И Анжелина кивком указала на сына. Розетта, сгорая от нетерпения, подошла к ней.

— Можете! Рассказывайте же!

— Я боюсь, сестренка! Я так напугана! А ведь воскресенье так хорошо началось!

Они сели около раковины, на которую падал свет из овального окошка, и Анжелина шепотом поведала Розетте о происшедших событиях.

— Как поступить? — простонала она. — Я имею в виду с отцом. На свидание с этим нахалом я не пойду. И при первой же возможности я дам ему понять, что нам с ним не о чем говорить, тем более ночью. Он, наверно, думает, что я брошусь ему на шею! Меня больше всего бесит его отношение ко мне. О! Мсье женат, он отец семейства, а его белокурая супруга ждет второго ребенка. Я все прекрасно понимаю. Он всегда считал меня шлюхой и беззастенчиво пользовался мной. Если он собирается продолжить в том же духе, его ждет разочарование.

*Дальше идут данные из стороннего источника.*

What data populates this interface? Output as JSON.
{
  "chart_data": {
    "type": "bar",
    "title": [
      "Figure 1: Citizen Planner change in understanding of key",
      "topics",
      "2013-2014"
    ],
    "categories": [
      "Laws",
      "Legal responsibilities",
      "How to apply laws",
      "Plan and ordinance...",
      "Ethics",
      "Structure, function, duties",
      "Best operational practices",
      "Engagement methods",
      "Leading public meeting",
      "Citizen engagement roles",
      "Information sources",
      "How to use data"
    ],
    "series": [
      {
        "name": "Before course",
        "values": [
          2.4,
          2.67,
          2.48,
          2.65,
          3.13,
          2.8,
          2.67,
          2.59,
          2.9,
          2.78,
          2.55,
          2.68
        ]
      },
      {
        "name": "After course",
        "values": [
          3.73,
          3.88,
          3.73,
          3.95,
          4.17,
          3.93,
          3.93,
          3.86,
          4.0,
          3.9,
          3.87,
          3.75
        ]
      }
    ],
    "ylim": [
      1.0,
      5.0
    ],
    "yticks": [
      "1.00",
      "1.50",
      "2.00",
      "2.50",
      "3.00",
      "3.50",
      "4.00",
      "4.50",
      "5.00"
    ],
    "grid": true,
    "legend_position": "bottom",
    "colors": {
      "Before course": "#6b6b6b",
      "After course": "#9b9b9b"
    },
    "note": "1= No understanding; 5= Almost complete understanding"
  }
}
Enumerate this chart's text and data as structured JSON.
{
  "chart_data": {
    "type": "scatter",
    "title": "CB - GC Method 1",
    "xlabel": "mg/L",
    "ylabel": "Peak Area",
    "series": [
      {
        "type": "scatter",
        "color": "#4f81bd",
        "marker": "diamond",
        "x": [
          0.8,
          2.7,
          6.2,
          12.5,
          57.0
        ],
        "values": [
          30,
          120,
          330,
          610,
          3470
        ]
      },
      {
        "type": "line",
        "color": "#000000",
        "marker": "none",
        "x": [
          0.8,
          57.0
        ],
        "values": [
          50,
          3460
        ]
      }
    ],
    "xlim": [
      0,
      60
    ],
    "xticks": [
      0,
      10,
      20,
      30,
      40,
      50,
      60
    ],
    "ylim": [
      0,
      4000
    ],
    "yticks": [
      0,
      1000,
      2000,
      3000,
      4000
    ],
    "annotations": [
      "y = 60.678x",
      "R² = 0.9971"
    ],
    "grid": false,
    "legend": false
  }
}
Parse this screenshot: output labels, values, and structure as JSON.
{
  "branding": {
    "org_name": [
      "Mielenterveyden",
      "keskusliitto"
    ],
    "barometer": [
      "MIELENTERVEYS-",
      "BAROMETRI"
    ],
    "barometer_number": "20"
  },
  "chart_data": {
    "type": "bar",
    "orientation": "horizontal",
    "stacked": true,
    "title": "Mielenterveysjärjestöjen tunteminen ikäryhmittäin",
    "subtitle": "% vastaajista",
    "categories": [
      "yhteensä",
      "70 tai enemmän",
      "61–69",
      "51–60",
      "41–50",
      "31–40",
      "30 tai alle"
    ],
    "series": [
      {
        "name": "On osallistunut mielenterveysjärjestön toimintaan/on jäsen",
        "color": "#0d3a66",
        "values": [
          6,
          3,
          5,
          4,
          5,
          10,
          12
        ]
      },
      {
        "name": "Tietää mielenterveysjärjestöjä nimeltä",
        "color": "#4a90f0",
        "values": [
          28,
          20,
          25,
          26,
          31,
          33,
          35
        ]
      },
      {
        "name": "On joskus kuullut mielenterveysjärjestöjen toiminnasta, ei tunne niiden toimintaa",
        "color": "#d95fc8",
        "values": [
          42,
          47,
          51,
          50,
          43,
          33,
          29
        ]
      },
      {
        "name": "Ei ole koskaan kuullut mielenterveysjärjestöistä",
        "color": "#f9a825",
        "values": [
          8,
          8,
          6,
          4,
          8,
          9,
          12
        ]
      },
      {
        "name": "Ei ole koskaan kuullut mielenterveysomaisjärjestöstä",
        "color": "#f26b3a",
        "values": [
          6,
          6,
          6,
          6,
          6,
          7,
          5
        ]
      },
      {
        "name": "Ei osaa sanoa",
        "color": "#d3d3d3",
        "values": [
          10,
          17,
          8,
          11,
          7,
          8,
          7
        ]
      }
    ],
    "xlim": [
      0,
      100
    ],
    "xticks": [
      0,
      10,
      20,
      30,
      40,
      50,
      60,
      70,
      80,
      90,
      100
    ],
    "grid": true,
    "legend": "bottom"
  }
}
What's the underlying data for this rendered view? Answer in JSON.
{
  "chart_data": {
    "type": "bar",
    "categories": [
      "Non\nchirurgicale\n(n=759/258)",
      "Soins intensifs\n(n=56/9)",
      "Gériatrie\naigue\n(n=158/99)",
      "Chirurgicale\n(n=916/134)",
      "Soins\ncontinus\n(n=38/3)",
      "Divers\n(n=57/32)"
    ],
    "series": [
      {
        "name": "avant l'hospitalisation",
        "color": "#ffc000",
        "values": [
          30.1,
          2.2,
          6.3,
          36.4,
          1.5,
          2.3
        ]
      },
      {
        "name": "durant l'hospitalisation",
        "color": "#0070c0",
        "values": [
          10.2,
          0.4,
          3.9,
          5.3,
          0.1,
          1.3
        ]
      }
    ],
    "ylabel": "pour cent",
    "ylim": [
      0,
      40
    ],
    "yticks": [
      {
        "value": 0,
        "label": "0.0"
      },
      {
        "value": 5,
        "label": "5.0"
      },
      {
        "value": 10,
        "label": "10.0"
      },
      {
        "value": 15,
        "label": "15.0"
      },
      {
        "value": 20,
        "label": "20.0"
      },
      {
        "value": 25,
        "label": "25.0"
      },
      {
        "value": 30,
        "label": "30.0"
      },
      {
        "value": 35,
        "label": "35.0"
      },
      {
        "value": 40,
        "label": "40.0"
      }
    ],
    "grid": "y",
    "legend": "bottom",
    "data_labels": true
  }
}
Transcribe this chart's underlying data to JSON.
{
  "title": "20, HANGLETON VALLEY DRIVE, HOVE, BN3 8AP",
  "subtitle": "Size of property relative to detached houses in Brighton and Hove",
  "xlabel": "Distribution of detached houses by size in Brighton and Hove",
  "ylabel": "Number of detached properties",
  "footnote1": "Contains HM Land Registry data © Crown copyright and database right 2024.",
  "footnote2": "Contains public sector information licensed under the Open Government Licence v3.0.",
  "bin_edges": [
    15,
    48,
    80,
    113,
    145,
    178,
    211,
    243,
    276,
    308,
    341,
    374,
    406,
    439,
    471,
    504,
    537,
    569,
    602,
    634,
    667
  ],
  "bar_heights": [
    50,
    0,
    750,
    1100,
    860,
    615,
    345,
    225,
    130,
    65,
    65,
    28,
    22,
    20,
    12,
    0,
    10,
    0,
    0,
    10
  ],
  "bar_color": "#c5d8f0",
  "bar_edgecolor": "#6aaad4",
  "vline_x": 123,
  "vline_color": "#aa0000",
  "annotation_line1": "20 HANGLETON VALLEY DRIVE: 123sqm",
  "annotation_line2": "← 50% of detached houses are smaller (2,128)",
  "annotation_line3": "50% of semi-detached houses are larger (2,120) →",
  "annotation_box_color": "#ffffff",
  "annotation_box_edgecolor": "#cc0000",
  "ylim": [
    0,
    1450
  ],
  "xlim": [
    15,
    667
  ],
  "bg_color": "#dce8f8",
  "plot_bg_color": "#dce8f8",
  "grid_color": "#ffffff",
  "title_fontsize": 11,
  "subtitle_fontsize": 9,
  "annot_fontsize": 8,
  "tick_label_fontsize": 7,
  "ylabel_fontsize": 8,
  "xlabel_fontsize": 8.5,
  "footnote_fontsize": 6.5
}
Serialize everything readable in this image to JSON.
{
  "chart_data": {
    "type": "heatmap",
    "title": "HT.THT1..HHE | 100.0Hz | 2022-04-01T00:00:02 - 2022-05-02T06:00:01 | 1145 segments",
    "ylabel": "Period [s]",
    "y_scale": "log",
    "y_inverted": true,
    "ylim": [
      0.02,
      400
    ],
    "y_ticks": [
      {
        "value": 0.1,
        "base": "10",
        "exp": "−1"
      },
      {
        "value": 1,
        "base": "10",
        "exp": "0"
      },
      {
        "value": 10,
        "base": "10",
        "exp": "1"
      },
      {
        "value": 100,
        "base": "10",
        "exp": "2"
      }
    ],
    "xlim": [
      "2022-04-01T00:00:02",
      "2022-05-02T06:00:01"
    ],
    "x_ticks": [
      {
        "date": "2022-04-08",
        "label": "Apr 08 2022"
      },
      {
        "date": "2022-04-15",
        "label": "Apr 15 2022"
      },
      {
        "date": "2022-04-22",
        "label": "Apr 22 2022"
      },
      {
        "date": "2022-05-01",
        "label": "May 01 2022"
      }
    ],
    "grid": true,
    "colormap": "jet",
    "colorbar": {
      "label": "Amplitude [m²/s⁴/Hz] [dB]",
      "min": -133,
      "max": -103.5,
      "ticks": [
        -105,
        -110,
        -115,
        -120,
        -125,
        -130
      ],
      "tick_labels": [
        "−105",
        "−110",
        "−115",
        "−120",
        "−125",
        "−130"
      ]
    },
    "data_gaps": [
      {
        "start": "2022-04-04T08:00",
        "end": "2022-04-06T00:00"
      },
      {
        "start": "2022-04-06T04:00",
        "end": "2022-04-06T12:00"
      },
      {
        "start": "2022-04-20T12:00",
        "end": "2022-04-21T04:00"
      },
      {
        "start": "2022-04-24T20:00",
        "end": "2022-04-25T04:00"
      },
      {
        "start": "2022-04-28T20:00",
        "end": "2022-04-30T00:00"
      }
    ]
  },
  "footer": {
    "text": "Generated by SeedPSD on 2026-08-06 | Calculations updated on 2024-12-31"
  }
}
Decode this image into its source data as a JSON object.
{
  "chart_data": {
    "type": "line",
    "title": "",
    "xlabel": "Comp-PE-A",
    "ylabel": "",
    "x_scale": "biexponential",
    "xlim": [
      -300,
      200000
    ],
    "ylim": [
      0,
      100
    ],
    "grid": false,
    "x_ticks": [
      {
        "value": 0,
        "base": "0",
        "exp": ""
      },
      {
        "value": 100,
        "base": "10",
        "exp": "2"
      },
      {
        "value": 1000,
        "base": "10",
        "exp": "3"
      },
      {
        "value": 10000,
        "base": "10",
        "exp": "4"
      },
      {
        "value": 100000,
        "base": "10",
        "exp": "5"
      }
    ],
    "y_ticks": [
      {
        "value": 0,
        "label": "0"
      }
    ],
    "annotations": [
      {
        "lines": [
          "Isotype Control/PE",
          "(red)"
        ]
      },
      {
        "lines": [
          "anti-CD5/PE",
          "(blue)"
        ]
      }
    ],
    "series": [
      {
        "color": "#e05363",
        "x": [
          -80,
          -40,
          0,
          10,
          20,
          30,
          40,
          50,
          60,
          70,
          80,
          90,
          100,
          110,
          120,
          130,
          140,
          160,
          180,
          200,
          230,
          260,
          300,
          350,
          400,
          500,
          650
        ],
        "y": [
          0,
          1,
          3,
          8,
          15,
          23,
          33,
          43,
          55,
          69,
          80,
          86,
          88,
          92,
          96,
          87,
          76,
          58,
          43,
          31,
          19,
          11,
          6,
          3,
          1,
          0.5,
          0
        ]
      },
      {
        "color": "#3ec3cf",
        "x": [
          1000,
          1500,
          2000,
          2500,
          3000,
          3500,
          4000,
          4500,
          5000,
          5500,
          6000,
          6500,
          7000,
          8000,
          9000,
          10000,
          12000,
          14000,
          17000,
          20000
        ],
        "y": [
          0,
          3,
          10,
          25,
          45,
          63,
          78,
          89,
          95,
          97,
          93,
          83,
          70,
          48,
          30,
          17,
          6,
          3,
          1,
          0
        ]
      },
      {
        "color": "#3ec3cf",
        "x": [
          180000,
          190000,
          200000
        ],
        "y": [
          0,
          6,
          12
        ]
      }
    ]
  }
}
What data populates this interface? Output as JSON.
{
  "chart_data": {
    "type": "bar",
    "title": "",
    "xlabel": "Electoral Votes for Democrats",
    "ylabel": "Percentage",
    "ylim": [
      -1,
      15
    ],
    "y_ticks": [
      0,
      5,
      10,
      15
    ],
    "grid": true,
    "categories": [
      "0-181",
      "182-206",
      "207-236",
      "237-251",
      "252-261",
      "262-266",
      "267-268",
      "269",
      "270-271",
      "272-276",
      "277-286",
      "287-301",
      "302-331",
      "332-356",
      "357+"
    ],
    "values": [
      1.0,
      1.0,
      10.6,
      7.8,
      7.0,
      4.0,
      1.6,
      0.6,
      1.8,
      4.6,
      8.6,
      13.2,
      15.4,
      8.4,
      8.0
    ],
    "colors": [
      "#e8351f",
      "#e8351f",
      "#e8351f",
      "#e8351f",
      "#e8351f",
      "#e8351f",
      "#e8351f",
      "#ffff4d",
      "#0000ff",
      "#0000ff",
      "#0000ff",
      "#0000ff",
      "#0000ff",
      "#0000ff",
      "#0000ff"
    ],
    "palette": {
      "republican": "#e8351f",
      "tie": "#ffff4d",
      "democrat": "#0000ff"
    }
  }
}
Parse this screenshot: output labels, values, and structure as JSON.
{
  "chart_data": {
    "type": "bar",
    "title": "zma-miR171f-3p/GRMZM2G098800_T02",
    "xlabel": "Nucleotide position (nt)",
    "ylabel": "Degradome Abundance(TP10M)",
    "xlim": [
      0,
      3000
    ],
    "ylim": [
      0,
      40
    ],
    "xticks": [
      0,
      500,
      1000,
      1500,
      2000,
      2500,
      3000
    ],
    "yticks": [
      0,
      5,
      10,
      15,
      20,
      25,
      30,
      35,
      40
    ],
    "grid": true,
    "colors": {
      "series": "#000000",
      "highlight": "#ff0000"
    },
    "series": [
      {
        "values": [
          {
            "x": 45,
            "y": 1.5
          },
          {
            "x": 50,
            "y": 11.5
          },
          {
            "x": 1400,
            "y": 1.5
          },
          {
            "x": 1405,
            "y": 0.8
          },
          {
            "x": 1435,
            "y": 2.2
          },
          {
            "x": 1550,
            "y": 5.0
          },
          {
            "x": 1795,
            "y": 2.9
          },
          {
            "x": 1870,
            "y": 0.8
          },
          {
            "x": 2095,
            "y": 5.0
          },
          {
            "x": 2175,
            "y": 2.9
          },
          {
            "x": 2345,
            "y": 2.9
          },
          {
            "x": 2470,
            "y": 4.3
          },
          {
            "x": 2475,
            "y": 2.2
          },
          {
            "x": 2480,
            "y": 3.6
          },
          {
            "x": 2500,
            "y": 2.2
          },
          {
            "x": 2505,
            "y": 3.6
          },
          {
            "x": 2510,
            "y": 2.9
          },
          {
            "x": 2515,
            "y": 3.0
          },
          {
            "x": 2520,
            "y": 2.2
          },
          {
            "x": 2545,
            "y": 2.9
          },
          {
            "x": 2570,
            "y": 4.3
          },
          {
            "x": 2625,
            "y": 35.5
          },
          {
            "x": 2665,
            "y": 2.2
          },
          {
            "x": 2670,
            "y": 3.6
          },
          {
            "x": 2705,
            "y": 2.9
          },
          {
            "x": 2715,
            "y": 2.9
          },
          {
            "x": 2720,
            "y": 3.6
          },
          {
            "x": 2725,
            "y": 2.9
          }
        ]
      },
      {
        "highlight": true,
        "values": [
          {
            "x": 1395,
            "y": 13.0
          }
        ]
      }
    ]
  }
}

— Успокойтесь, мадемуазель. Мне тяжело смотреть, как вы переживаете. И вы вся дрожите.

— Я не дрожу.

— Лучше выпейте глоточек водки из той бутылки, что дала нам Октавия. Только глоточек, это взбодрит вас.

— Да, налей мне, Розетта.

Растерянная Анжелина села на скамейку, стоявшую у стены. Анри бросил кубики и засеменил к ней. Не пролепетав ни слова, малыш, как всегда, забрался к Анжелине на колени и принялся играть с кружевами на ее блузке. Потом закрыл глаза и засунул большой палец в рот.

— Мой дорогой, ты умеешь успокоить меня! — умилилась Анжелина.

С трудом сдерживая слезы, она принялась искать решение. Если бы Гильем не вернулся, она все же открыла бы отцу правду. Рьяный поборник нравственности, Огюстен Лубе сурово отчитал бы дочь, возможно, отверг бы ее, но со временем простил бы.

«Но к чему все это? — терзалась Анжелина, ласково гладя по шелковистым волосам своего малыша. — Разве можно вернуться в прошлое? Мадемуазель Жерсанда усыновила его, он носит ее фамилию. Это лучшая защита от Лезажей. В любом случае, даже если Гильем узнает, что у меня от него сын, он просто посмеется надо мной или постарается сделать так, чтобы его семья об этом никогда не узнала. Страница перевернута, рубеж перейден. Мне нечего бояться. Все должно быть по-прежнему. Анри де Беснак — мой крестник, племянник Октавии. И у папы не будет выбора. Ему придется в это поверить.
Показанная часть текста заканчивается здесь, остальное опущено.